Volatile Organic Compounds (VOCs) are an important class of air pollutant because many of them are harmful to human health. VOCs are typically present at very low concentrations – parts-per-billion (ppb) and lower – which makes their detection a significant challenge. Standard measurement techniques, such as Gas Chromatography (GC), are typically sensitive and selective, but are limited by their large size, high cost and complexity to operate. Such factors restrict deployment for practical applications, including measurement across air quality networks. In contrast, gas sensors are typically small, inexpensive and easily deployed, but are limited by poor selectivity.
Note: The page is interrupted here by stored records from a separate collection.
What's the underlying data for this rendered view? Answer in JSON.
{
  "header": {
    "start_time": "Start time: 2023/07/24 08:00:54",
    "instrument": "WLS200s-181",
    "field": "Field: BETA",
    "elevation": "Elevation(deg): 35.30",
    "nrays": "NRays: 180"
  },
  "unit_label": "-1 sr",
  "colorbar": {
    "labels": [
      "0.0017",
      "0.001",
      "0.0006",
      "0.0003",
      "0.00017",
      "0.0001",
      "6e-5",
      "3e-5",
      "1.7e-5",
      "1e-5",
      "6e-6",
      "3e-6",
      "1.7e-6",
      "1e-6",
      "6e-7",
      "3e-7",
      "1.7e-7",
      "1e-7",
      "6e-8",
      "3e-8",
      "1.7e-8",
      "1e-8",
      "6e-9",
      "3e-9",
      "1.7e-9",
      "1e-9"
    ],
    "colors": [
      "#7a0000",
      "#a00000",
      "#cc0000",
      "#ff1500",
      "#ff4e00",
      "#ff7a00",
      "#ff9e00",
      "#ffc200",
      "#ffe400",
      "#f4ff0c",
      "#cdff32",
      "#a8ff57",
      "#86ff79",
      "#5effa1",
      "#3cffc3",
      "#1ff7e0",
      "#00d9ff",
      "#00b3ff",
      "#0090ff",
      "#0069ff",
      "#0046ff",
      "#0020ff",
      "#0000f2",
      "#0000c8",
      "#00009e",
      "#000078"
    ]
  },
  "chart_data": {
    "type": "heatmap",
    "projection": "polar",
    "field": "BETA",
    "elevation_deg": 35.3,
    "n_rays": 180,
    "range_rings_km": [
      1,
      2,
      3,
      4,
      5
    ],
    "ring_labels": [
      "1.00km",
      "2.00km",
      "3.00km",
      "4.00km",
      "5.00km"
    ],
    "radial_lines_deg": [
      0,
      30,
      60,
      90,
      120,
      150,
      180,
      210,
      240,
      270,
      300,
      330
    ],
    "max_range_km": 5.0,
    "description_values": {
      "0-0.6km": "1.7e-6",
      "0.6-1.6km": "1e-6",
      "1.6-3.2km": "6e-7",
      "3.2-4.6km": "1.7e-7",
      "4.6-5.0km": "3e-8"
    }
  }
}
This work aims to establish the extent to which gas sensors can be used to achieve sensitive and selective detection of VOCs. Based on the processes of adsorption and desorption, it examines how temperature control of functionalised silica adsorbents can be used to produce discriminable signals of VOCs. In this context, the VOCs of interest were benzene, toluene, ethyl benzene, para-xylene (BTEX), due to their proven toxicity and prevalence in human environments. With the aim of producing a potentially deployable device, a novel sensing platform was designed and constructed. The main features of this Adsorption Device were an aluminium channel, a peltier module heating unit, flow path control and photoionisation detector (PID). In addition to unmodified silica, this thesis presents six modified silica adsorbents with amino, chloro, (n8) alkyl, fluoroalkyl, phenyl and chlorophenyl functionality.

Analysis of BTEX vapours with the seven silica adsorbents indicated adsorption was physical (physisorption) and desorption was readily reversible between 25 and 100 °C. Adsorption was influenced by the strength of adsorbent-vapour interaction, which could be increased by introducing delocalised electron density (phenyl and chlorophenyl silica), but modification could not compensate for any significant loss of surface area and pore volume that occurred. PID responses during adsorption and desorption were found to be discriminable from each other. Vapour desorption was examined with different heating profiles, which were found to initiate distinct response patterns. Principle Component Analysis (PCA) of Adsorption Device data indicated that the responses were sufficiently discriminable that they could be offer a means of vapour selectivity. Tests of the Adsorption Device indicate that selective detection of individual and dual component BTEX vapours is achievable in the ppb concentration range and with a cycle time of 10 minutes. Classification algorithms based on the Adsorption Device output were found to be at least as accurate as previously published research. This work presents significant progress towards to the development of a selective and practical sensor for air quality applications.